The giant plasticity of a quantum crystal
Ariel Haziot, Xavier Rojas, Andrew D. Fefferman, John R. Beamish,, S\'ebastien Balibar

TL;DR
This paper reveals that helium-4 crystals exhibit a giant, anisotropic, and reversible plasticity at zero temperature due to dislocation motion, which is suppressed by impurities and thermal phonons.
Contribution
It demonstrates the existence of giant, reversible plasticity in helium-4 crystals at zero temperature, driven by dislocation glide along basal planes.
Findings
Helium-4 crystals show nearly zero shear resistance in specific directions.
Impurities and thermal phonons suppress the observed plasticity.

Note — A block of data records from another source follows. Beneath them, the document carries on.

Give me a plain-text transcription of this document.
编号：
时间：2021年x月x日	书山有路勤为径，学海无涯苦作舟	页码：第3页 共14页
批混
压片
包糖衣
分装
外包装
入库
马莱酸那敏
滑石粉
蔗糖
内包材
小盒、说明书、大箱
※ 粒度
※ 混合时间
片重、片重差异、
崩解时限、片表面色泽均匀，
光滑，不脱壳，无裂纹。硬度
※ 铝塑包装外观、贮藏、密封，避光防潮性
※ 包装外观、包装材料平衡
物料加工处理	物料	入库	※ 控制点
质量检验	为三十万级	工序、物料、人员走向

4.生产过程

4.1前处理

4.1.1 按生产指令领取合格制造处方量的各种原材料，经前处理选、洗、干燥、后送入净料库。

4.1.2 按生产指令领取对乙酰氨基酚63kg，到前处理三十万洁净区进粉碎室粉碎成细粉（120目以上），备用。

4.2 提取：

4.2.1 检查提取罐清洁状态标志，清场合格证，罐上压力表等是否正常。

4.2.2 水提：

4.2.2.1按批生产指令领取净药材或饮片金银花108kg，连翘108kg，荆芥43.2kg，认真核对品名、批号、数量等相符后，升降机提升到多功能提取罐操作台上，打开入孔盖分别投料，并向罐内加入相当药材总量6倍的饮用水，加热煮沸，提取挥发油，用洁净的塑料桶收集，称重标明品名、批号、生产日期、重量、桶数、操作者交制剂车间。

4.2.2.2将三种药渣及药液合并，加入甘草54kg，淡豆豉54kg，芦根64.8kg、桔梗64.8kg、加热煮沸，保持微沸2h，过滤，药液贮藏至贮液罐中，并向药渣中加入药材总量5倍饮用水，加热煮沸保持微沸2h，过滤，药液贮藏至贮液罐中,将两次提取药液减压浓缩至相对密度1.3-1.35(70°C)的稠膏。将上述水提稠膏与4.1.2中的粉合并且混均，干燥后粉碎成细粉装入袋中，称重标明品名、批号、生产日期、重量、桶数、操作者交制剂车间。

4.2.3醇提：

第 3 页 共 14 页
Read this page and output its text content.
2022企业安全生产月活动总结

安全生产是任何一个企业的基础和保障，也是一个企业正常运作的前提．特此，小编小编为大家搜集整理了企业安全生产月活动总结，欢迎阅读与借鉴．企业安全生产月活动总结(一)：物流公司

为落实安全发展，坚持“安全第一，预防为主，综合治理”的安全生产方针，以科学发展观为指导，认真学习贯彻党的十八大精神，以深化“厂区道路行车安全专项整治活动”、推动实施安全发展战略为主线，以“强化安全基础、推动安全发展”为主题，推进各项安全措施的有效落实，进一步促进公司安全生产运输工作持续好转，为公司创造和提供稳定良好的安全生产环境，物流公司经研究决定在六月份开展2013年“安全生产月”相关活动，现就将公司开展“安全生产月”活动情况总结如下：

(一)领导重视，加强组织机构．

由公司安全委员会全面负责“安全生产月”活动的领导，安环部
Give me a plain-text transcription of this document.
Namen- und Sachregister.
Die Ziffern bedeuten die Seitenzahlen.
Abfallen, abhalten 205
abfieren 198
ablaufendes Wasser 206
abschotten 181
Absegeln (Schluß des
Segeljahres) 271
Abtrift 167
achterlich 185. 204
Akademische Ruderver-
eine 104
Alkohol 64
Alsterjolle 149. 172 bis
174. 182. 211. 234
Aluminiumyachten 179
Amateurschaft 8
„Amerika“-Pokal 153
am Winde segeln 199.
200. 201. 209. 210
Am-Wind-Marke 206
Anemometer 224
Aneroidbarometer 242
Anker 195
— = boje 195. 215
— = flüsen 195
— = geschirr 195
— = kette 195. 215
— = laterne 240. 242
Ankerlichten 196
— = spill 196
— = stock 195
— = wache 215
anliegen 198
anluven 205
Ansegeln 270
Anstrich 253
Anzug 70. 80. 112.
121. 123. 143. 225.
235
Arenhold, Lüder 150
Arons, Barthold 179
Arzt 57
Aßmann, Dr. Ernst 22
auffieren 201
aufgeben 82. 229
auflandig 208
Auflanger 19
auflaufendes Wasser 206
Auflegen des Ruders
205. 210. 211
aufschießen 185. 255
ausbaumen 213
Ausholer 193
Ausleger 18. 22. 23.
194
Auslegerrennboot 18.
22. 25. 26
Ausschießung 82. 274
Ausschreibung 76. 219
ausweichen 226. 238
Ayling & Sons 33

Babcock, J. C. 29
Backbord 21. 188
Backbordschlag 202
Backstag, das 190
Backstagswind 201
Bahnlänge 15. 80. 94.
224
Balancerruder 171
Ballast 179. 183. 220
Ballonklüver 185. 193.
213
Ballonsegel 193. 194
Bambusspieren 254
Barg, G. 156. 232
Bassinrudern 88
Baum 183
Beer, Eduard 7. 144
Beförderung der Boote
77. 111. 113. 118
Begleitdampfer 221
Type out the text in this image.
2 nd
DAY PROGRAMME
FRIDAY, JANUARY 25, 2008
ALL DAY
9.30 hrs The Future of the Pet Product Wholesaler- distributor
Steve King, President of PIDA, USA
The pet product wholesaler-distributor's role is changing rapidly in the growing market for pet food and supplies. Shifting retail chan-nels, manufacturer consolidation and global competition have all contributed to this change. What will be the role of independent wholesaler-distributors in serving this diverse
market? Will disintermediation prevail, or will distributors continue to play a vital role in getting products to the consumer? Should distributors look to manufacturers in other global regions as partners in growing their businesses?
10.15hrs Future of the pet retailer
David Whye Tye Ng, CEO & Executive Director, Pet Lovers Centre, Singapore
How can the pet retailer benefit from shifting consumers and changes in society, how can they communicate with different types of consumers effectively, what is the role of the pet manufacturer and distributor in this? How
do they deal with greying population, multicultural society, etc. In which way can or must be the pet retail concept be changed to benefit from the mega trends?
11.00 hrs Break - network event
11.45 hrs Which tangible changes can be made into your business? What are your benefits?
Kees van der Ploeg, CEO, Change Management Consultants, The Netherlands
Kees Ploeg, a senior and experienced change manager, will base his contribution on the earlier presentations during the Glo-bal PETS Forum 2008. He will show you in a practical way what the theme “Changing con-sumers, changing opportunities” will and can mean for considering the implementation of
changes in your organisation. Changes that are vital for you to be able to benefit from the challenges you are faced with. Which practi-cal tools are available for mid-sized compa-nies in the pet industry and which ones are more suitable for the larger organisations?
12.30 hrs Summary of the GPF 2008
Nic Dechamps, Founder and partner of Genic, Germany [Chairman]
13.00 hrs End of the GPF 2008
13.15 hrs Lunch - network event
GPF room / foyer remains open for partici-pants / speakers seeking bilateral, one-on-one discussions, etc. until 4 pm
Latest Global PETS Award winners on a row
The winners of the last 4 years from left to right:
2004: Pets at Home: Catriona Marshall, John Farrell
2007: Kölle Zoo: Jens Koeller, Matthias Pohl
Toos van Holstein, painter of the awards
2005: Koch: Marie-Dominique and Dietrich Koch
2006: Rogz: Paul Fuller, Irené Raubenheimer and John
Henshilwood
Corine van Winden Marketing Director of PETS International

Plasticity is anisotropic and reversible in pure helium-4 crystals.
Abstract
When submitted to large stresses at high temperature, usual crystals may irreversibly deform. This phenomenon is known as plasticity and it is due to the motion of crystal defects such as dislocations. We have discovered that, in the absence of impurities and in the zero temperature limit, helium 4 crystals present a giant plasticity that is anisotropic and reversible. Direct measurements on oriented single crystals show that their resistance to shear nearly vanishes in one particular direction because dislocations glide freely parallel to the basal planes of the hexagonal structure. This plasticity disappears as soon as traces of helium 3 impurities bind to the dislocations or if their motion is damped by collisions with thermal phonons.